Several high-profile figures have died.
And reporting on their deaths is being limited.
And then there are people’s own families.
“Nearly all the expected deaths stemming from China’s current Covid surge will impact the country’s vulnerable retirement-age population,” says Singleton. “Owing to China’s one-child policy, many middle-aged Chinese citizens could lose one or potentially both of their ageing parents. Thousands of Chinese nuclear families risk losing a family member, if not downright disappearing.”
Careful what you wish for
One Hebei provincial disease control and prevention agency department official confirmed the pandemic was “downgraded” to boost China’s economic activity. “If the policy continued, the cost would be very high and it would drag down the entire national economy,” the official told RFA.

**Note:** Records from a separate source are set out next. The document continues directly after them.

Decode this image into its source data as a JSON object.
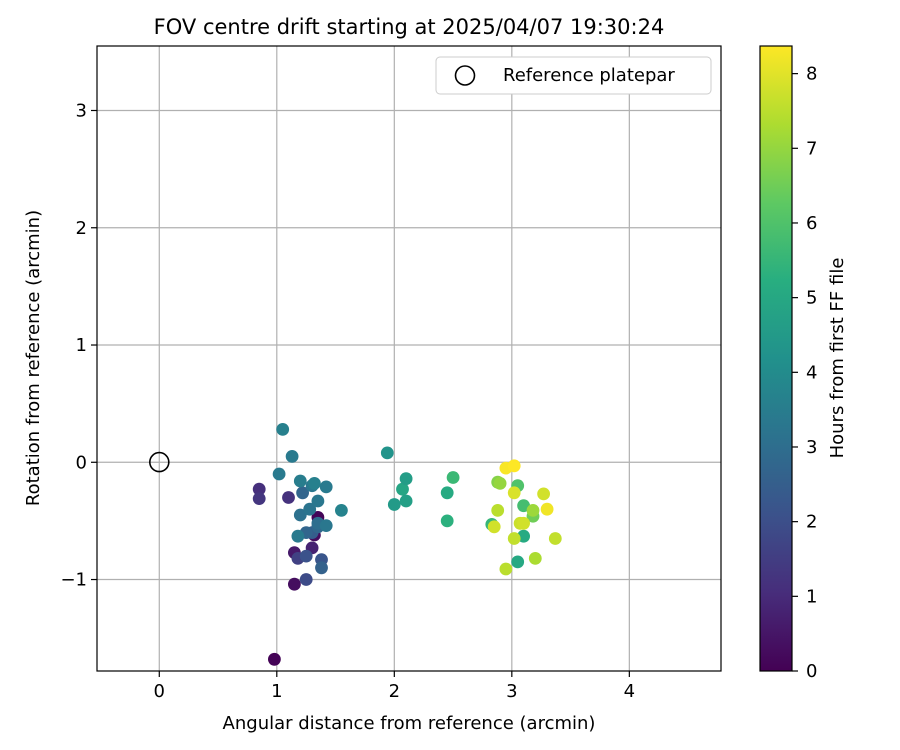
{
  "chart_data": {
    "type": "scatter",
    "title": "FOV centre drift starting at 2025/04/07 19:30:24",
    "xlabel": "Angular distance from reference (arcmin)",
    "ylabel": "Rotation from reference (arcmin)",
    "xlim": [
      -0.53,
      4.78
    ],
    "ylim": [
      -1.78,
      3.55
    ],
    "xticks": [
      0,
      1,
      2,
      3,
      4
    ],
    "yticks": [
      -1,
      0,
      1,
      2,
      3
    ],
    "xtick_labels": [
      "0",
      "1",
      "2",
      "3",
      "4"
    ],
    "ytick_labels": [
      "−1",
      "0",
      "1",
      "2",
      "3"
    ],
    "grid": true,
    "legend": {
      "label": "Reference platepar",
      "position": "top-right"
    },
    "reference_point": {
      "x": 0,
      "y": 0,
      "label": "Reference platepar"
    },
    "colorbar": {
      "label": "Hours from first FF file",
      "min": 0,
      "max": 8.37,
      "ticks": [
        0,
        1,
        2,
        3,
        4,
        5,
        6,
        7,
        8
      ],
      "tick_labels": [
        "0",
        "1",
        "2",
        "3",
        "4",
        "5",
        "6",
        "7",
        "8"
      ],
      "colormap": "viridis"
    },
    "points": [
      {
        "x": 0.98,
        "y": -1.68,
        "t": 0.05
      },
      {
        "x": 1.15,
        "y": -1.04,
        "t": 0.3
      },
      {
        "x": 1.35,
        "y": -0.47,
        "t": 0.1
      },
      {
        "x": 1.32,
        "y": -0.62,
        "t": 0.3
      },
      {
        "x": 1.15,
        "y": -0.77,
        "t": 0.6
      },
      {
        "x": 1.3,
        "y": -0.73,
        "t": 0.8
      },
      {
        "x": 0.85,
        "y": -0.23,
        "t": 1.1
      },
      {
        "x": 0.85,
        "y": -0.31,
        "t": 1.3
      },
      {
        "x": 1.1,
        "y": -0.3,
        "t": 1.2
      },
      {
        "x": 1.18,
        "y": -0.82,
        "t": 1.6
      },
      {
        "x": 1.25,
        "y": -1.0,
        "t": 1.9
      },
      {
        "x": 1.25,
        "y": -0.8,
        "t": 2.1
      },
      {
        "x": 1.38,
        "y": -0.83,
        "t": 2.2
      },
      {
        "x": 1.38,
        "y": -0.9,
        "t": 2.6
      },
      {
        "x": 1.3,
        "y": -0.6,
        "t": 2.5
      },
      {
        "x": 1.25,
        "y": -0.6,
        "t": 2.7
      },
      {
        "x": 1.35,
        "y": -0.55,
        "t": 2.8
      },
      {
        "x": 1.35,
        "y": -0.52,
        "t": 3.0
      },
      {
        "x": 1.42,
        "y": -0.54,
        "t": 3.3
      },
      {
        "x": 1.18,
        "y": -0.63,
        "t": 3.4
      },
      {
        "x": 1.2,
        "y": -0.45,
        "t": 3.1
      },
      {
        "x": 1.28,
        "y": -0.4,
        "t": 3.2
      },
      {
        "x": 1.22,
        "y": -0.26,
        "t": 2.7
      },
      {
        "x": 1.2,
        "y": -0.16,
        "t": 3.5
      },
      {
        "x": 1.3,
        "y": -0.2,
        "t": 3.3
      },
      {
        "x": 1.32,
        "y": -0.18,
        "t": 3.6
      },
      {
        "x": 1.35,
        "y": -0.33,
        "t": 3.3
      },
      {
        "x": 1.42,
        "y": -0.21,
        "t": 3.4
      },
      {
        "x": 1.13,
        "y": 0.05,
        "t": 3.4
      },
      {
        "x": 1.05,
        "y": 0.28,
        "t": 3.6
      },
      {
        "x": 1.02,
        "y": -0.1,
        "t": 3.4
      },
      {
        "x": 1.55,
        "y": -0.41,
        "t": 3.7
      },
      {
        "x": 1.94,
        "y": 0.08,
        "t": 4.3
      },
      {
        "x": 2.0,
        "y": -0.36,
        "t": 4.5
      },
      {
        "x": 2.07,
        "y": -0.23,
        "t": 4.9
      },
      {
        "x": 2.1,
        "y": -0.14,
        "t": 4.6
      },
      {
        "x": 2.1,
        "y": -0.33,
        "t": 4.7
      },
      {
        "x": 2.45,
        "y": -0.26,
        "t": 5.1
      },
      {
        "x": 2.45,
        "y": -0.5,
        "t": 5.3
      },
      {
        "x": 2.5,
        "y": -0.13,
        "t": 5.6
      },
      {
        "x": 2.83,
        "y": -0.53,
        "t": 5.5
      },
      {
        "x": 3.1,
        "y": -0.63,
        "t": 5.1
      },
      {
        "x": 3.05,
        "y": -0.85,
        "t": 5.0
      },
      {
        "x": 3.1,
        "y": -0.37,
        "t": 5.8
      },
      {
        "x": 3.05,
        "y": -0.2,
        "t": 6.0
      },
      {
        "x": 3.18,
        "y": -0.46,
        "t": 6.5
      },
      {
        "x": 2.88,
        "y": -0.17,
        "t": 6.8
      },
      {
        "x": 2.9,
        "y": -0.18,
        "t": 7.0
      },
      {
        "x": 3.18,
        "y": -0.41,
        "t": 7.1
      },
      {
        "x": 3.2,
        "y": -0.82,
        "t": 7.3
      },
      {
        "x": 2.95,
        "y": -0.91,
        "t": 7.5
      },
      {
        "x": 3.02,
        "y": -0.65,
        "t": 7.6
      },
      {
        "x": 2.88,
        "y": -0.41,
        "t": 7.5
      },
      {
        "x": 2.85,
        "y": -0.55,
        "t": 7.8
      },
      {
        "x": 3.07,
        "y": -0.52,
        "t": 7.7
      },
      {
        "x": 3.1,
        "y": -0.52,
        "t": 7.8
      },
      {
        "x": 3.02,
        "y": -0.26,
        "t": 7.9
      },
      {
        "x": 3.27,
        "y": -0.27,
        "t": 7.8
      },
      {
        "x": 3.37,
        "y": -0.65,
        "t": 7.6
      },
      {
        "x": 3.3,
        "y": -0.4,
        "t": 8.2
      },
      {
        "x": 2.95,
        "y": -0.05,
        "t": 8.3
      },
      {
        "x": 3.02,
        "y": -0.03,
        "t": 8.37
      }
    ]
  }
}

“So we have to downgrade Covid-19, then we can change the policy to resume economic activity.”
But, since the lifting of constraints, businesses have continued to struggle.
“Suggestions from certain Chinese officials that China will fully recover from its current Covid surge by the spring are optimistic at best and misguided at worst,” says Singleton. “Many US officials and economists made similar predictions at the start of the pandemic, only to be forced to revise their rosy outlook. China will likely be no different.”
One area, however, is booming.
Shares in crematoriums and funeral homes are soaring. And funeral industry adverts are flooding jobseeking sites to meet demand.
One advert from the Binhai Ancient Garden cemetery in Shanghai’s Fengxian suburb wants men with driver’s licences to drive to people’s homes to pick up bodies.
It’s a similar story in Beijing. Residents are reportedly no longer allowed to take their dead relatives to funeral homes. Instead, they must schedule appointments to have them transported.
Meanwhile, Chairman Xi Jinping remains silent.
“I myself give the orders. I myself make the plans,” he declared as the Covid-19 epidemic erupted out of Wuhan in January 2020.
He doesn’t want anything to do with what’s happening since declaring victory on December 7.
But state-controlled media is singing his praises.
China’s pandemic strategy will “stand the test of history,” one report declares. And the People’s Daily newspaper put on its front page that China’s Covid policies “demonstrated the superiority of the country’s socialist system to the greatest extent” and that the public must place “unswerving” trust in the Party.
That didn’t happen for Xi’s zero-Covid clampdowns. And his authority may once again come under threat if body bags continue to build up in apartment block hallways.
“Xi staked his legacy on China’s draconian zero-Covid policy, which is why China’s pandemic U-turn has left him seriously exposed,” says Singleton. “That explains Xi’s disappearing act from the headlines as he seeks to distance himself from the Chinese Communist Party’s now-haphazard response.”